The complexity indicators of the model cover four dimensions:
■ Functional: One driver of functional complexity is the functional scope of an application cluster. The sum of weighted use cases serves as the figure to measure this. In each case, a weight factor is assigned, from "one" for simple use cases, such as changing one data field, like address, to "four" for cases with involved logic. Use cases have been classified by expert judgment. Other indicators measure the functional redundancy and standard conformity of the solution architecture.
■ Interface: Interface complexity is determined through the sum of weighted interfaces. The weights are calculated by type of interface, such as API, file exchange, database view and broker Web Service. This indicator shows the interface intensity. The ratio of internal to external interfaces is another relevant indicator.
■ Data: Data complexity is measured by the number of database objects in an application cluster.
■ Technology: Technology complexity is monitored through a number of drivers, including business criticality and prescribed time for recovery of applications under consideration. Another technology indicator is the variety of operating systems employed in the application cluster.

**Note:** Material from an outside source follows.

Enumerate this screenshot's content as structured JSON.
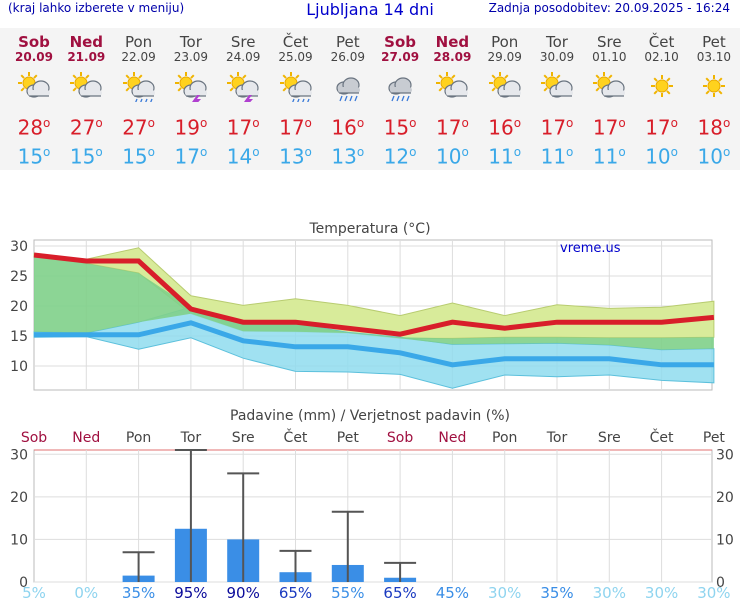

Currently the model only contains data from Commerzbank but the plan is to make it available to other financial institutions, increasing the credibility of the metric based on comparative data points from across the financial services industry.
Ultimately, by sharing and anonymising data, institutions will be able to benchmark their complexity against peers, but the primary application will be in using the metrics to identify where things can be simplified - or where the effort would not be justified by the result - and to be able to predict the impact of change programmes.